Einige Minuten später hörte sie ihre Eltern im Flur leise murmeln. Seufzend schälte Susanne sich aus den Bettlaken, schlüpfte in ihren Morgenmantel und blickte in den Schrank auf der Suche nach dem heutigen Outfit. Mit den ausgewählten Kleidungsstücken versehen betrat sie das Bad und verließ es nur kurze Zeit später angezogen, aber mit noch nassen Haaren wieder in Richtung Küche.

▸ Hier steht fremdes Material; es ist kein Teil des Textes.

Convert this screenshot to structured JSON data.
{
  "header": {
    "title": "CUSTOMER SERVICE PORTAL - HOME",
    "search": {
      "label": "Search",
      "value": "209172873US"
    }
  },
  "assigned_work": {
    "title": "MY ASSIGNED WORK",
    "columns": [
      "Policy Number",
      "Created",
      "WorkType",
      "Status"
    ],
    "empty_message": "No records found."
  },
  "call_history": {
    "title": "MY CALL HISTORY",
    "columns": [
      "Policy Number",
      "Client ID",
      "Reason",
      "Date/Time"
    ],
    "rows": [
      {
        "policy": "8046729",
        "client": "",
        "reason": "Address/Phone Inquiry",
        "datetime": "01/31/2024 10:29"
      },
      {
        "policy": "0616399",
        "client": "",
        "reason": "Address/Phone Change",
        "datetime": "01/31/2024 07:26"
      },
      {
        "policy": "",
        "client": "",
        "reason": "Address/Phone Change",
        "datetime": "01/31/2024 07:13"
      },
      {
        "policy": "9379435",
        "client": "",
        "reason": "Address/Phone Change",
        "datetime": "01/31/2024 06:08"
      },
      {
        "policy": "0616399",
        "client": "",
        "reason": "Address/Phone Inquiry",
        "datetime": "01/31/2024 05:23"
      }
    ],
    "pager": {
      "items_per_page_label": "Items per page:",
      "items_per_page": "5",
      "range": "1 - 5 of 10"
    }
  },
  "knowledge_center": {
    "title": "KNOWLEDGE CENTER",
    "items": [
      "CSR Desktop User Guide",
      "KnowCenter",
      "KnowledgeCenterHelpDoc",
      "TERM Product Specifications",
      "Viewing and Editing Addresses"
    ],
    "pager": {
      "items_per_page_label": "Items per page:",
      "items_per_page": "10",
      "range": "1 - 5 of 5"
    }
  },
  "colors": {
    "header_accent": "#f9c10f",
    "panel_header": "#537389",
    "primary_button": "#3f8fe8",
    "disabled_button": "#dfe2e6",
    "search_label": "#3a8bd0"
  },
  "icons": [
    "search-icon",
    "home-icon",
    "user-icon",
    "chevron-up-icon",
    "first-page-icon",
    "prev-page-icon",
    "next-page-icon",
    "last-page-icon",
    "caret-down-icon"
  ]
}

Inzwischen war es 6.3o Uhr geworden, wieder klingelte es, aber dieses Mal war es an der Haustür. Verwundert blieb Susanne stehen und fragte sich, wer zu so früher Zeit etwas von ihnen wollen mochte. In der Küche regte sich niemand, anscheinend hatten ihre Eltern nichts gehört. Susanne hatte schon fast entschieden, das Läuten, das zwischenzeitlich aufgehört hatte, zu vergessen, als es von Neuem ertönte. Mittlerweile neugierig geworden, öffnete sie die Haustür - und machte ein überraschtes Gesicht.

Vor ihr stand ein süßer Typ mit dunkelbraunen Stirnfransen, vielleicht ein wenig älter als sie, der sie fröhlich anlachte. Sie kannte ihn nicht, hatte aber das vage Gefühl, ihn schon einmal gesehen zu haben. Bis es ihr zu dämmern begann, sie hatte ihn natürlich auf Kathis Fotos betrachtet. Doch wie...?

Voller Erstaunen brachte Susanne nur ein kurzes „Bist du Sascha?" heraus.

Seine Irritation währte nur eine Sekunde, dann nickte er, streckte ihr ausgelassen die Hand entgegen und sagte:„Hi! Du musst Susi sein. Ist Kathi schon wach?"

„Ja. Äh, nee", gab Susanne überrumpelt von sich, während sie ihm die Hand schüttelte und sich fragte, wie er von der DDR nach Zehlendorf gelangt war.

„Komm erst mal rein."

Sie musste ihre Schwester sofort aus dem Bett holen, hielt es aber für geraten, den Besuch erst mal in die Küche zu führen.

„Sanne, du glaubst nicht, was passiert ist..." begann ihre Mutter in aufgeregtem Tonfall, als sie die Küchentür öffnete, dann gewahrte sie Sascha, hielt inne und warf ihm einen neugierigen Blick zu.

Bevor es Susanne gelang, die fragenden Blicke ihrer Eltern zu beantworten, hatte sich Sascha bereits vorgestellt und reichte auch ihren Eltern höflich die Hand. Diese waren sofort im Bilde.

„Na dann herzlich willkommen in Westberlin", strahlte ihr Vater und wies auf die Eckbank. „Kaffee?"

„Seit heute Nacht sind die Grenzen offen. Sie haben es eben in den Nachrichten gebracht" erläuterte ihre Mutter, an Susanne gewandt, und ergänzte, während sie Sascha Kaffee einschenkte, mit einem glücklichen Lächeln: „Nun ist die Mauer Geschichte."

„Im Ernst?"

Susanne riss ungläubig die Augen auf und vermochte es kaum glauben.

„Sehe ich aus wie ein Geist?", scherzte Sascha, „Heute Nacht bin ich mit einem Kumpel an der Bornholmer Straße rüber."

Dann wanderte sein Blick fragend zur Küchentür. Er war vermutlich zu höflich zu fragen, aber sie hatte ihn auch so verstanden.

„Ich wecke mal Kathi. Die wird sich freuen!"